Абдалла остался один, испытывая недоброе предчувствие. Словно живой, шевелился мешок, оттуда несся жалобный писк. Он хотел было нагнуться, как вблизи послышался шорох. И не успел он оглянуться, как удар в плечо свалил его на землю.
Падая, он успел заметить у самого лица два желтых глаза хищника, свирепо отжатые уши, оскаленную клыками пасть, из которой вырывался рык и зловонное дыхание, Абдалла, напружинившись, схватил зверя за горло. Но в его тело глубоко вонзились когти и стали рвать кожу. Он почувствовал, что левая рука вдруг стала слабеть, делаясь непослушной.
Они катались клубком по земле, человек и зверь, оба истекая кровью. Абдалла пытался было звать на помощь, кричать голубоглазому, но не было сил: из горла вырывалось только тяжелое дыхание.
Наконец Абдалле удалось дотянуться до висевшего на поясе ножа.

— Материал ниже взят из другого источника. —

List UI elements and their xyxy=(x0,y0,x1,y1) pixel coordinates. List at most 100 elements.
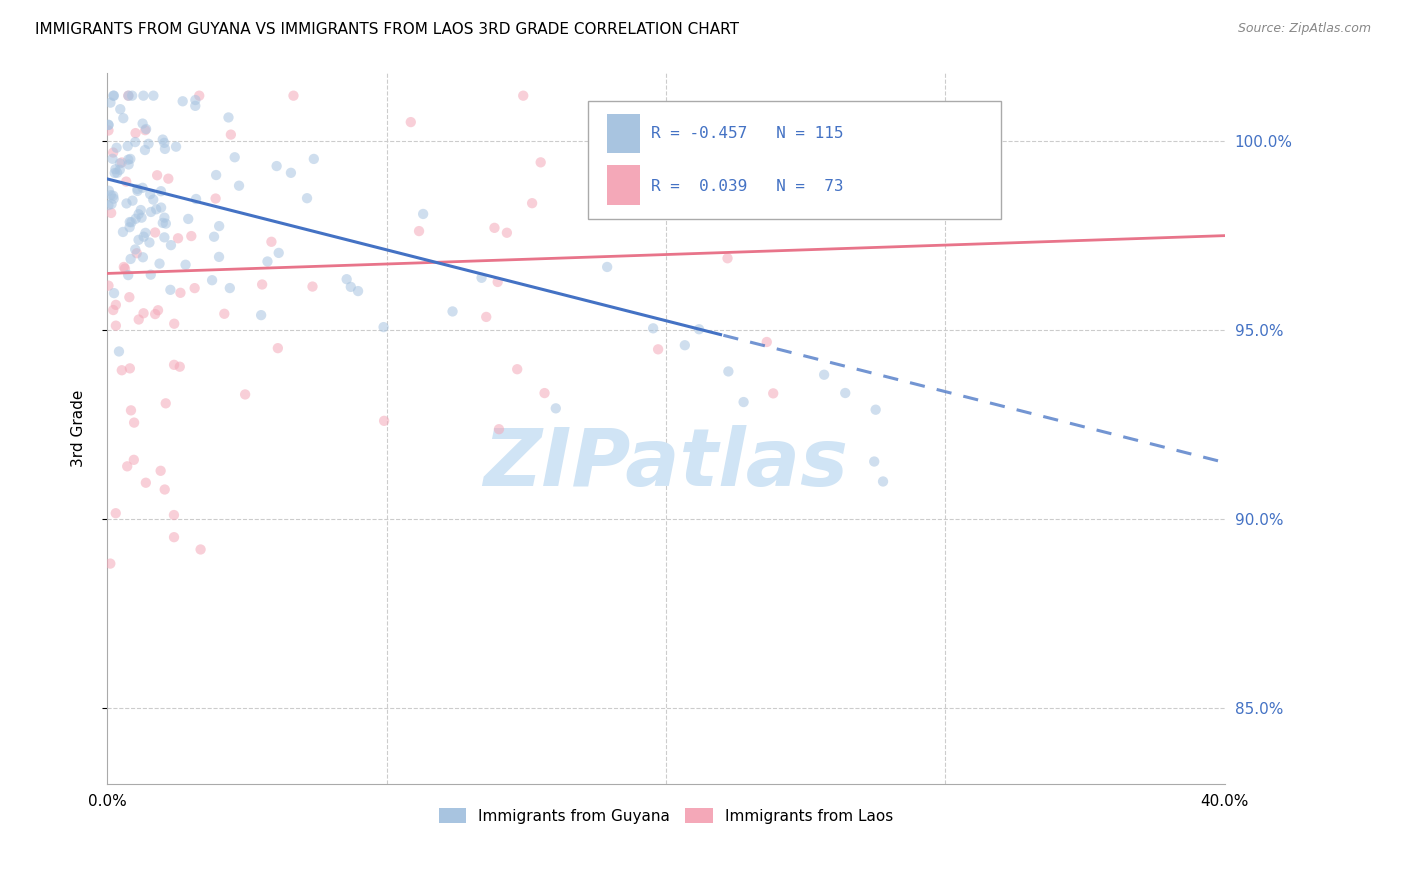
Point xyxy=(153,142,176,156)
Point xyxy=(153,483,176,497)
Point xyxy=(157,171,180,186)
Point xyxy=(139,268,162,282)
Point xyxy=(101,145,124,160)
Point xyxy=(97,118,120,132)
Point xyxy=(408,224,430,238)
Text: ZIPatlas: ZIPatlas xyxy=(484,425,848,503)
Point xyxy=(121,88,143,103)
Point xyxy=(97,278,120,293)
Point xyxy=(122,416,145,430)
Point xyxy=(184,99,207,113)
Point xyxy=(132,306,155,320)
Point xyxy=(143,226,166,240)
Point xyxy=(139,187,162,202)
Point xyxy=(111,155,134,169)
Point xyxy=(224,150,246,164)
Point xyxy=(134,226,156,240)
Point xyxy=(97,198,120,212)
Point xyxy=(108,344,131,359)
Point xyxy=(143,307,166,321)
Text: IMMIGRANTS FROM GUYANA VS IMMIGRANTS FROM LAOS 3RD GRADE CORRELATION CHART: IMMIGRANTS FROM GUYANA VS IMMIGRANTS FRO… xyxy=(35,22,740,37)
Point xyxy=(125,246,148,260)
Point xyxy=(153,230,176,244)
Point xyxy=(120,152,142,166)
Point xyxy=(112,112,135,126)
Point xyxy=(506,362,529,376)
Point xyxy=(117,157,139,171)
Point xyxy=(103,188,125,202)
Point xyxy=(134,123,156,137)
Point xyxy=(813,368,835,382)
Point xyxy=(146,303,169,318)
Point xyxy=(256,254,278,268)
Point xyxy=(762,386,785,401)
Point xyxy=(530,155,553,169)
Point xyxy=(148,257,170,271)
Point xyxy=(118,215,141,229)
Point xyxy=(228,178,250,193)
Point xyxy=(205,168,228,182)
Point xyxy=(250,277,273,292)
Legend: Immigrants from Guyana, Immigrants from Laos: Immigrants from Guyana, Immigrants from … xyxy=(433,802,900,830)
Point xyxy=(100,95,122,110)
Point xyxy=(484,220,506,235)
Point xyxy=(124,126,146,140)
Point xyxy=(127,184,149,198)
Point xyxy=(118,290,141,304)
Text: R =  0.039   N =  73: R = 0.039 N = 73 xyxy=(651,179,844,194)
Point xyxy=(100,188,122,202)
Point xyxy=(214,307,236,321)
Point xyxy=(174,258,197,272)
Point xyxy=(208,219,231,233)
Point xyxy=(533,386,555,401)
Point xyxy=(117,88,139,103)
Point xyxy=(120,403,142,417)
Point xyxy=(283,88,305,103)
Point xyxy=(139,205,162,219)
Point xyxy=(115,175,138,189)
Point xyxy=(755,334,778,349)
Point xyxy=(117,268,139,282)
Point xyxy=(98,557,121,571)
Point xyxy=(204,192,226,206)
Point xyxy=(160,238,183,252)
Point xyxy=(129,202,152,217)
Point xyxy=(132,88,155,103)
Point xyxy=(188,88,211,103)
Point xyxy=(142,88,165,103)
Point xyxy=(865,402,887,417)
Point xyxy=(103,303,125,318)
Point xyxy=(122,453,145,467)
Point xyxy=(104,162,127,177)
Point xyxy=(117,139,139,153)
Point xyxy=(163,530,186,544)
Point xyxy=(124,211,146,226)
Point xyxy=(149,464,172,478)
Point xyxy=(184,93,207,107)
Point xyxy=(163,317,186,331)
Point xyxy=(128,207,150,221)
Point xyxy=(872,475,894,489)
Bar xyxy=(607,165,640,204)
Point xyxy=(512,88,534,103)
Bar xyxy=(607,114,640,153)
Point xyxy=(100,197,122,211)
Point xyxy=(180,229,202,244)
Point xyxy=(399,115,422,129)
Point xyxy=(152,216,174,230)
Point xyxy=(155,396,177,410)
Point xyxy=(104,166,127,180)
Point xyxy=(717,364,740,378)
Point xyxy=(118,220,141,235)
Point xyxy=(105,166,128,180)
Point xyxy=(117,88,139,103)
Point xyxy=(131,211,153,225)
Point xyxy=(882,196,904,211)
Point xyxy=(183,281,205,295)
Point xyxy=(486,275,509,289)
Point xyxy=(104,298,127,312)
Point xyxy=(97,118,120,132)
Point xyxy=(302,152,325,166)
Point xyxy=(301,279,323,293)
Point xyxy=(115,459,138,474)
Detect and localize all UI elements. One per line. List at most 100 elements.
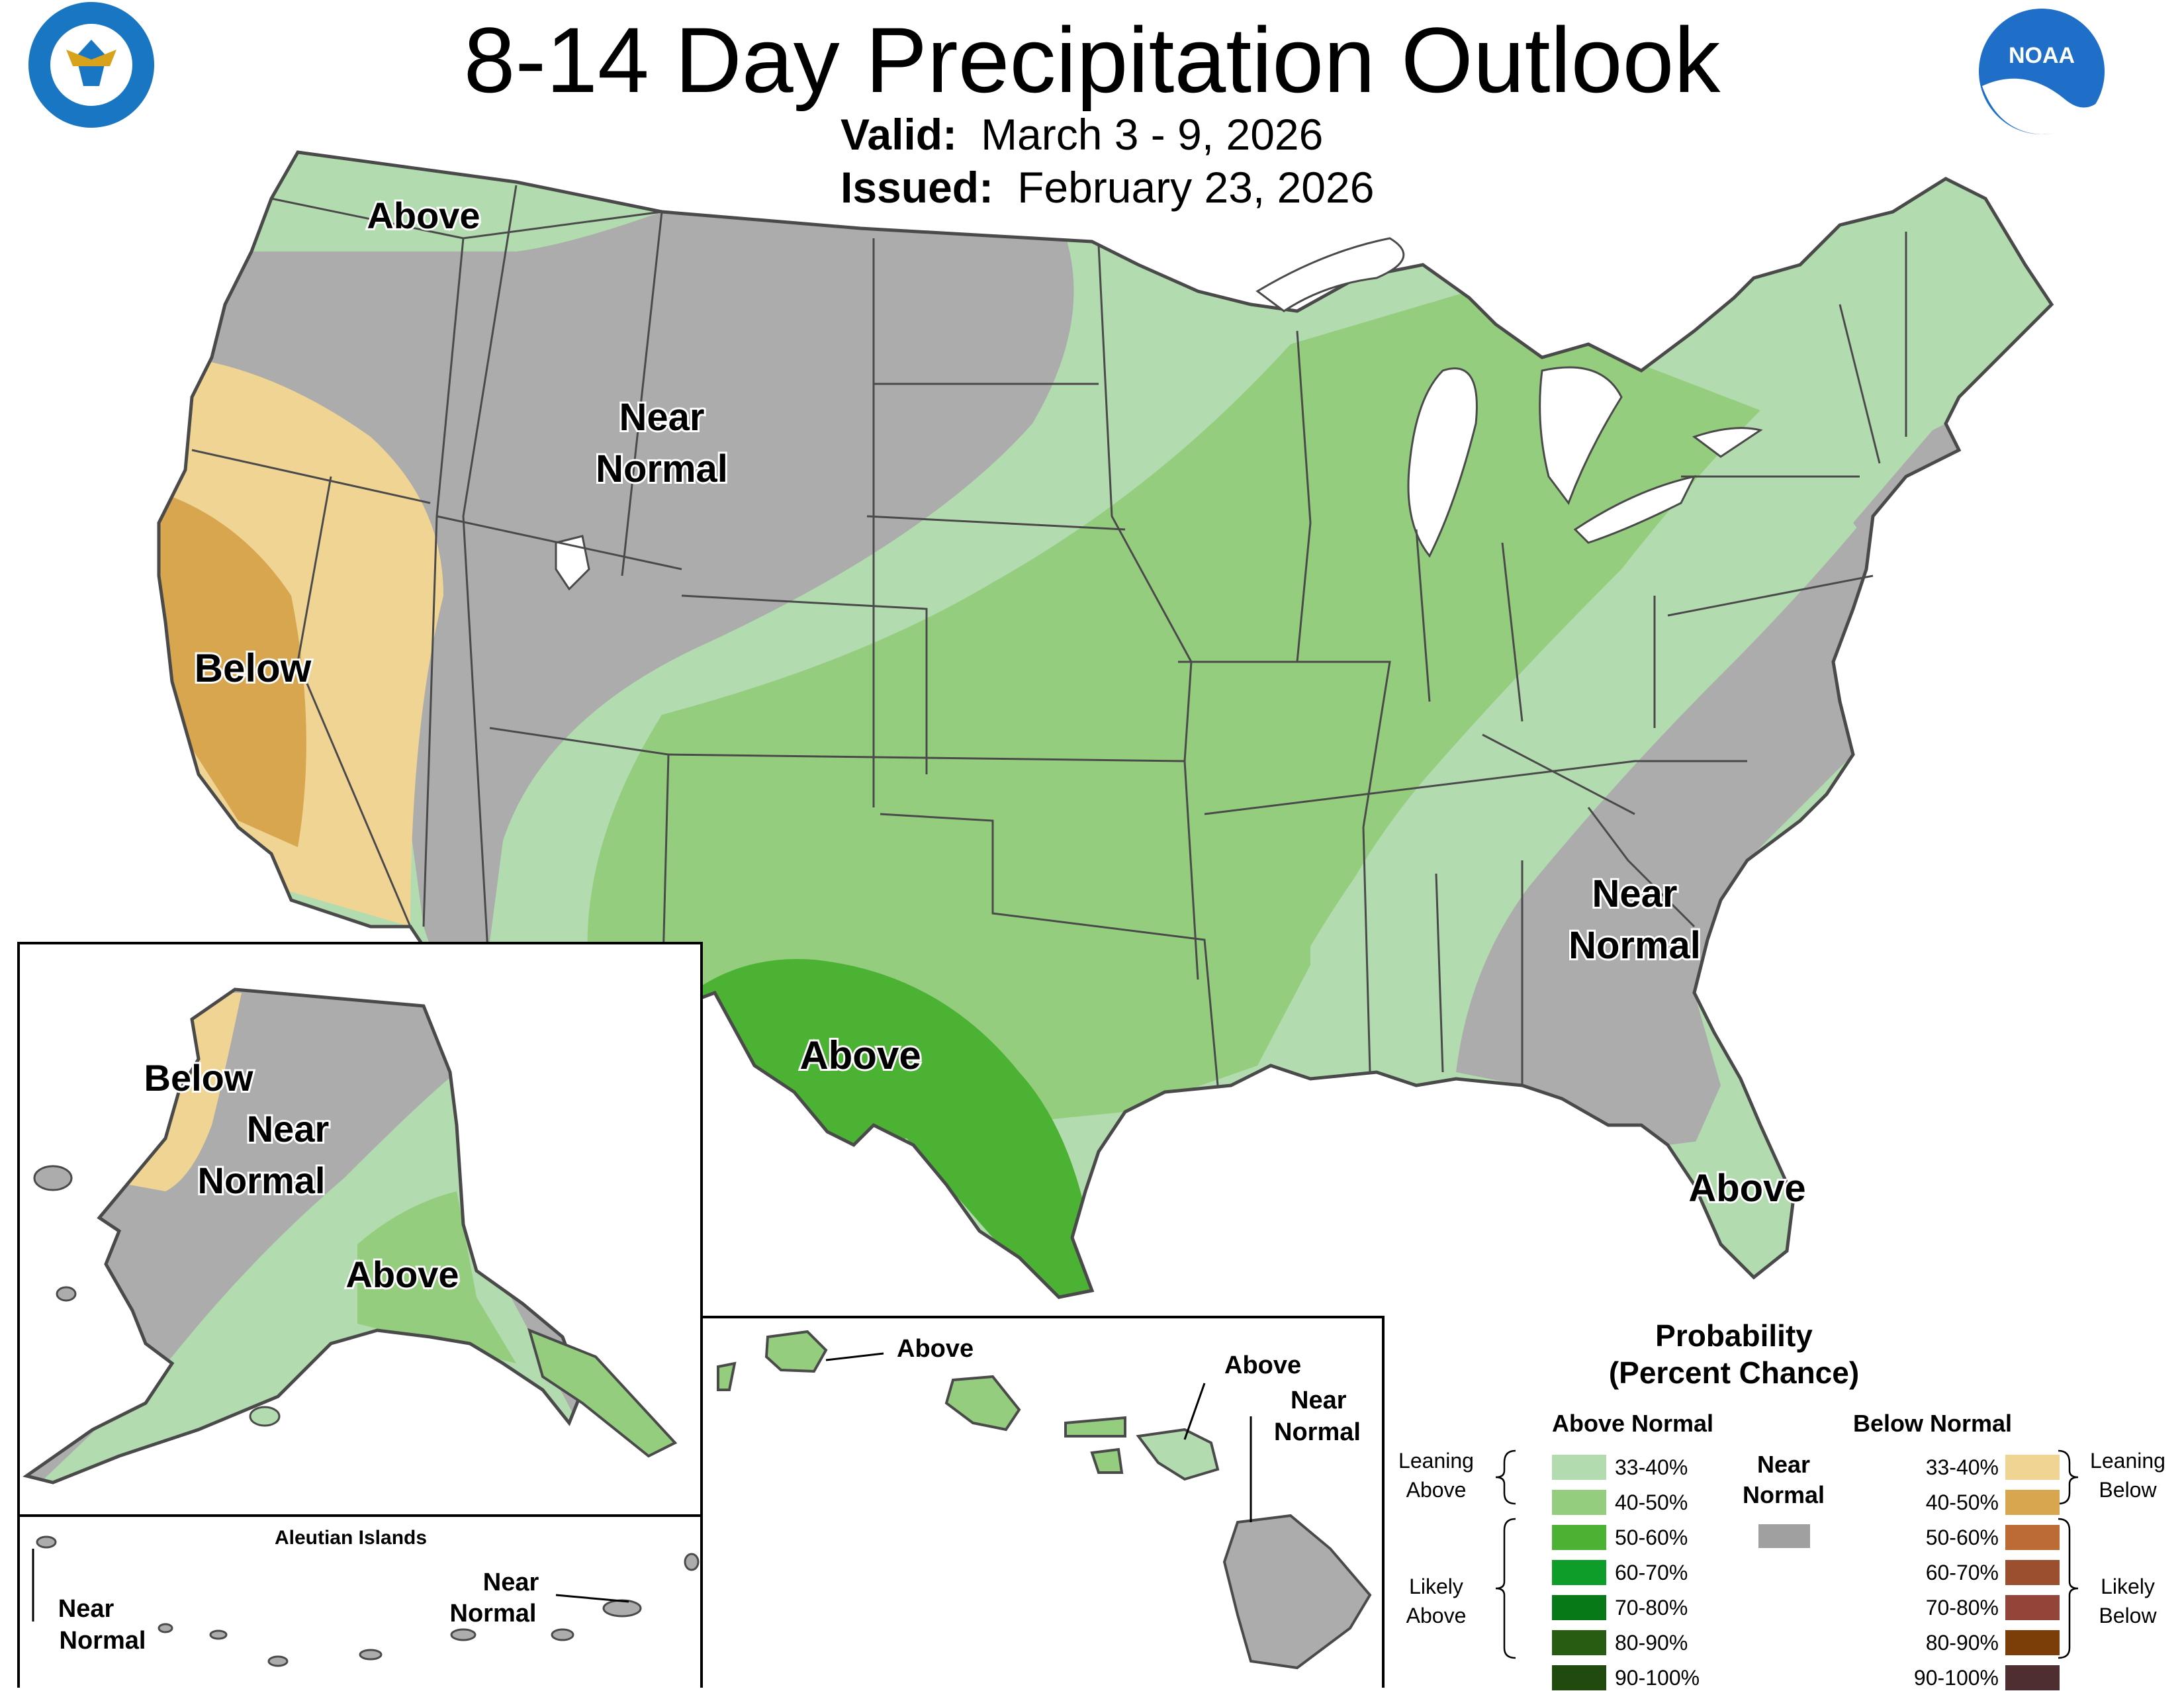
region-above-40-50 <box>587 291 1760 1125</box>
hawaii-islands <box>717 1330 1372 1670</box>
legend-below-swatch <box>2005 1560 2060 1585</box>
noaa-logo-text: NOAA <box>2009 43 2075 68</box>
region-leaning-above-northwest <box>251 152 662 251</box>
legend-below-normal-heading: Below Normal <box>1853 1410 2013 1437</box>
lake-huron <box>1539 366 1623 506</box>
legend-below-range: 90-100% <box>1913 1666 1999 1690</box>
legend-above-swatch <box>1552 1490 1606 1515</box>
aleutian-title: Aleutian Islands <box>275 1527 427 1549</box>
kodiak-island <box>249 1406 281 1427</box>
legend-below-range: 40-50% <box>1925 1490 1999 1514</box>
great-salt-lake <box>555 535 590 591</box>
legend-below-swatch <box>2005 1525 2060 1550</box>
legend-below-swatch <box>2005 1595 2060 1620</box>
legend-braces <box>1495 1449 2079 1659</box>
leaning-above-line-2: Above <box>1406 1478 1467 1502</box>
legend-near-normal-heading: Near Normal <box>1741 1449 1827 1510</box>
legend-likely-below-label: Likely Below <box>2085 1572 2171 1630</box>
legend-above-swatch <box>1552 1455 1606 1480</box>
kauai <box>764 1330 828 1373</box>
issued-date: Issued: February 23, 2026 <box>841 162 1374 212</box>
legend-leaning-below-label: Leaning Below <box>2085 1446 2171 1504</box>
commerce-seal-icon <box>28 2 154 128</box>
label-alaska-below: Below <box>144 1057 253 1099</box>
issued-value: February 23, 2026 <box>1017 163 1375 212</box>
aleutian-left-label-2: Normal <box>60 1627 146 1655</box>
legend-below-range: 80-90% <box>1925 1631 1999 1655</box>
oahu <box>944 1375 1021 1432</box>
valid-value: March 3 - 9, 2026 <box>981 110 1324 159</box>
legend-above-range: 80-90% <box>1615 1631 1688 1655</box>
legend-below-swatch <box>2005 1455 2060 1480</box>
likely-below-line-1: Likely <box>2101 1575 2155 1598</box>
legend-below-swatch <box>2005 1665 2060 1690</box>
molokai <box>1064 1416 1126 1438</box>
nunivak-island <box>56 1286 77 1302</box>
legend-above-range: 33-40% <box>1615 1455 1688 1479</box>
legend-above-swatch <box>1552 1595 1606 1620</box>
legend-below-swatch <box>2005 1630 2060 1655</box>
legend-above-range: 40-50% <box>1615 1490 1688 1514</box>
aleutian-right-label-1: Near <box>483 1569 539 1596</box>
big-island <box>1222 1514 1372 1670</box>
leaning-below-line-1: Leaning <box>2090 1449 2165 1473</box>
label-near-normal-west-1: Near <box>619 396 705 439</box>
region-below-40-50 <box>159 490 306 847</box>
hawaii-kauai-label: Above <box>897 1335 974 1363</box>
legend-below-range: 60-70% <box>1925 1561 1999 1584</box>
label-alaska-near-2: Normal <box>198 1160 326 1201</box>
legend-near-normal-swatch <box>1758 1524 1810 1548</box>
legend-likely-above-label: Likely Above <box>1396 1572 1476 1630</box>
valid-period: Valid: March 3 - 9, 2026 <box>841 109 1323 160</box>
legend-above-range: 90-100% <box>1615 1666 1700 1690</box>
near-normal-line-2: Normal <box>1742 1481 1825 1508</box>
legend-above-swatch <box>1552 1665 1606 1690</box>
label-alaska-above: Above <box>345 1254 459 1295</box>
hawaii-big-island-label-1: Near <box>1291 1387 1347 1414</box>
likely-above-line-1: Likely <box>1409 1575 1463 1598</box>
conus-outline <box>157 150 2054 1299</box>
region-leaning-above-appalachia <box>1310 410 1787 1079</box>
probability-legend: Probability (Percent Chance) Above Norma… <box>1396 1317 2177 1690</box>
niihau <box>717 1361 737 1391</box>
legend-title-line-2: (Percent Chance) <box>1608 1355 1860 1390</box>
legend-below-swatch <box>2005 1490 2060 1515</box>
hawaii-big-island-label-2: Normal <box>1274 1418 1361 1446</box>
label-alaska-near-1: Near <box>247 1108 330 1150</box>
region-leaning-above-florida <box>1668 1138 1800 1277</box>
legend-below-range: 33-40% <box>1925 1455 1999 1479</box>
legend-above-range: 60-70% <box>1615 1561 1688 1584</box>
state-boundaries <box>191 185 1907 1086</box>
label-near-normal-southeast-1: Near <box>1592 872 1678 915</box>
map-title: 8-14 Day Precipitation Outlook <box>463 8 1721 112</box>
near-normal-line-1: Near <box>1756 1451 1811 1478</box>
alaska-above-40-50 <box>357 1191 516 1363</box>
legend-above-range: 50-60% <box>1615 1526 1688 1549</box>
maui <box>1136 1428 1220 1481</box>
aleutian-islands <box>36 1535 700 1667</box>
noaa-logo-icon: NOAA <box>1979 9 2105 134</box>
label-above-florida: Above <box>1688 1167 1805 1210</box>
aleutian-right-label-2: Normal <box>450 1600 537 1627</box>
maui-leader <box>1183 1383 1206 1440</box>
legend-leaning-above-label: Leaning Above <box>1396 1446 1476 1504</box>
legend-above-normal-heading: Above Normal <box>1552 1410 1714 1437</box>
legend-title-line-1: Probability <box>1655 1318 1813 1353</box>
region-near-normal-west <box>165 199 1074 993</box>
conus-map <box>157 150 2054 1299</box>
label-above-texas: Above <box>799 1033 921 1077</box>
alaska-outline <box>23 987 584 1485</box>
lake-superior <box>1255 237 1405 312</box>
aleutian-left-label-1: Near <box>58 1595 114 1623</box>
legend-below-range: 70-80% <box>1925 1596 1999 1620</box>
label-near-normal-west-2: Normal <box>596 447 728 490</box>
likely-above-line-2: Above <box>1406 1604 1467 1627</box>
aleutian-inset-frame <box>17 1514 703 1688</box>
kauai-leader <box>825 1352 884 1361</box>
leaning-below-line-2: Below <box>2099 1478 2157 1502</box>
hawaii-maui-label: Above <box>1224 1351 1301 1379</box>
label-near-normal-southeast-2: Normal <box>1569 924 1701 967</box>
legend-above-swatch <box>1552 1525 1606 1550</box>
label-above-northwest: Above <box>367 195 480 236</box>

Вкладывая в удар последние силы, он вонзил нож в тело хищника…
Ярко-огненный шар солнца склонился к горизонту, на землю накатывались сумерки. Плескалась у берега река. По ней плыли сухие ветки, коряги, листья. Громко переговариваясь, по тропинке спускались женщины с кувшинами. Вспуганный, плюхнулся полутораметровым телом ящерицы варан. Течение подхватило его и понесло. Только треугольник головы виднелся из воды.